D’autant que l’utilisation qui est faite de ce scepticisme me semble particulièrement dangereuse. Bien sûr, nous ne sommes certains de rien en ce qui concerne l’évolution de notre climat – qui peut prédire l’avenir ? Mais les conséquences attendues du changement climatique, si les prévisions se réalisent, sont très lourdes : est-on prêts à prendre le risque ? Bien sûr l’enjeu se situe autant dans les pays en développement, dont le dynamisme démographique laisse présager une responsabilité croissante en la matière. Mais comment pourrait-on seulement envisager que la Chine s’engage à réduire ses émissions si l’Europe ne le fait pas ? Bien sûr, un individu n’a qu’une capacité d’influence très faible par rapport aux Etats ou aux entreprises multinationales. Mais n’avons-nous pas tous individuellement des leviers d’actions par nos comportements et nos actes d’achat ? « Quand on pense qu’il suffirait qu’on l’achète plus pour que ça se vende pas… », raillait Coluche. Et d’accord, enfin, sur le fait que l’objectif ne saurait être une régression économique ou sociale : il s’agit bien de commencer par arrêter les gaspillages et les consommations et pollutions inutiles.
« Qu’on me laisse ma liberté individuelle », clamait il y a quelques temps un chroniqueur d’Europe 1, lors d’un débat sur le bonus-malus automobile. Il s’agissait de la liberté d’avoir une grosse voiture. Dans le même temps au Bengladesh la montée des eaux conduit à la salinisation des nappes phréatiques, rendant les terres littorales incultivables. Oui, sur le principe, à la liberté individuelle. Mais elle est sensée s’arrêter là ou commence celle des autres. Et en l’occurrence, à la liberté de conduire une grosse voiture à Paris, c’est la liberté de vivre d’un autre qu’il convient d’opposer.
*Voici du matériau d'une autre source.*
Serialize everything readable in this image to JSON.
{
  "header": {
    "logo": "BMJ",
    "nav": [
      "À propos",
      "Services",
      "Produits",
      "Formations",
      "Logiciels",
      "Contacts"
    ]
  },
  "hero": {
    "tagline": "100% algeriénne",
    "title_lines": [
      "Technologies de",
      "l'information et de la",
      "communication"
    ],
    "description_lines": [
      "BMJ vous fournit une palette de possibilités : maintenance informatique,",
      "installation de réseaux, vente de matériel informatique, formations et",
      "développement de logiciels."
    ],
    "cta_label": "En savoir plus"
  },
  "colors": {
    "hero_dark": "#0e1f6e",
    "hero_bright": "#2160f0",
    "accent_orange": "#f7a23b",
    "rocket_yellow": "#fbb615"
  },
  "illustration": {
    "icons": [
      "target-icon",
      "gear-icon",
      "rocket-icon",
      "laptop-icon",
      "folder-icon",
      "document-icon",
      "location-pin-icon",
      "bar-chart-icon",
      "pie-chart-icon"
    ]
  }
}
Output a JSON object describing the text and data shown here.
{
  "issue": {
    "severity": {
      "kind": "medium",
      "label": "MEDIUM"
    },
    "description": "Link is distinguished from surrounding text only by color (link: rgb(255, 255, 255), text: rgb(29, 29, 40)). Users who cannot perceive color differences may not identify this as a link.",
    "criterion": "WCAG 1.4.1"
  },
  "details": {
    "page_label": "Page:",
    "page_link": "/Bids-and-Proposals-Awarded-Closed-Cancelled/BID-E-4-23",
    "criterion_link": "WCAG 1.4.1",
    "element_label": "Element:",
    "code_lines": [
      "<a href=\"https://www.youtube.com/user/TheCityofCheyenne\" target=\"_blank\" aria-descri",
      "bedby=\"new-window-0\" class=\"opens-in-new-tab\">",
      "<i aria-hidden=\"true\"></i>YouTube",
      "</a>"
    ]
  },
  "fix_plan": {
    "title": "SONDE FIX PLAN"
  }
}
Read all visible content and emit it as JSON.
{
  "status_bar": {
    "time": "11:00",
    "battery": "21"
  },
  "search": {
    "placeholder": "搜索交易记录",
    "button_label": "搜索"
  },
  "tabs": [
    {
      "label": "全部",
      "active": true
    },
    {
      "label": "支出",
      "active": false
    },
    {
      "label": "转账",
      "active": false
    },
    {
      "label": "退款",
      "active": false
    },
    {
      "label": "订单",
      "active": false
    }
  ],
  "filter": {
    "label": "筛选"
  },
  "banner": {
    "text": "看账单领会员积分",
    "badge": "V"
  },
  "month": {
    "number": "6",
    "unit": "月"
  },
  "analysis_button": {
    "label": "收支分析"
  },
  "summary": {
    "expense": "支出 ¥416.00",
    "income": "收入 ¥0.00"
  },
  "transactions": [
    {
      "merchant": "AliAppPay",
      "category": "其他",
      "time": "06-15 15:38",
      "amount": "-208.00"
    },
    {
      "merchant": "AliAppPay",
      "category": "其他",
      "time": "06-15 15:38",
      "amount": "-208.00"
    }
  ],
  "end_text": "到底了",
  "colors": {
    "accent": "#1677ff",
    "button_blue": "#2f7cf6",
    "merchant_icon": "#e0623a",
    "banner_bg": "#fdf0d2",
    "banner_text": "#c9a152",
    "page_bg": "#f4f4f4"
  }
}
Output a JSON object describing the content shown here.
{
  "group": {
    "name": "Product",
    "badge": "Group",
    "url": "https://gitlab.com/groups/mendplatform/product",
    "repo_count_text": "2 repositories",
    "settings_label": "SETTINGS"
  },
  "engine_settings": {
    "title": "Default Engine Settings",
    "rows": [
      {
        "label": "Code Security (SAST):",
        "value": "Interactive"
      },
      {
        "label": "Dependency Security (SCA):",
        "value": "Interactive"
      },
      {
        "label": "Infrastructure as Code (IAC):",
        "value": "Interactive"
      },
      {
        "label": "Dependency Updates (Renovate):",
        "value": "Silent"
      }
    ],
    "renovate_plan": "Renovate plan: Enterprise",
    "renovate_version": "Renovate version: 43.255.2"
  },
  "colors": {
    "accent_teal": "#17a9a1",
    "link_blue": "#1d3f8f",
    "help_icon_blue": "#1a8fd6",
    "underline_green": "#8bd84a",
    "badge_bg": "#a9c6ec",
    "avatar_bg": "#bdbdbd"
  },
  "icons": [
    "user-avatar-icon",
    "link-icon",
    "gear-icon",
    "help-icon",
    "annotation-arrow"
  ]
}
En cela la position de Claude Allègre est dangereuse. Mais le relais qui en est fait par les media l’est d’autant plus. L’atténuation des changements climatiques nécessitera des avancées technologiques, des volontés politiques fortes et des décisions structurantes. Mais elle nécessitera aussi une évolution des comportements individuels – c’est le plus difficile, c’est le plus long. Sur le principe, il est sain de laisser de la place dans les médias pour les contradicteurs aux consensus établis ; encore faut-il un minimum de représentativité et de véracité des propos relayés. La recherche du « sensationnel qui fait vendre », en revanche, est irresponsable lorsqu’elle favorise la déresponsabilisation des citoyens.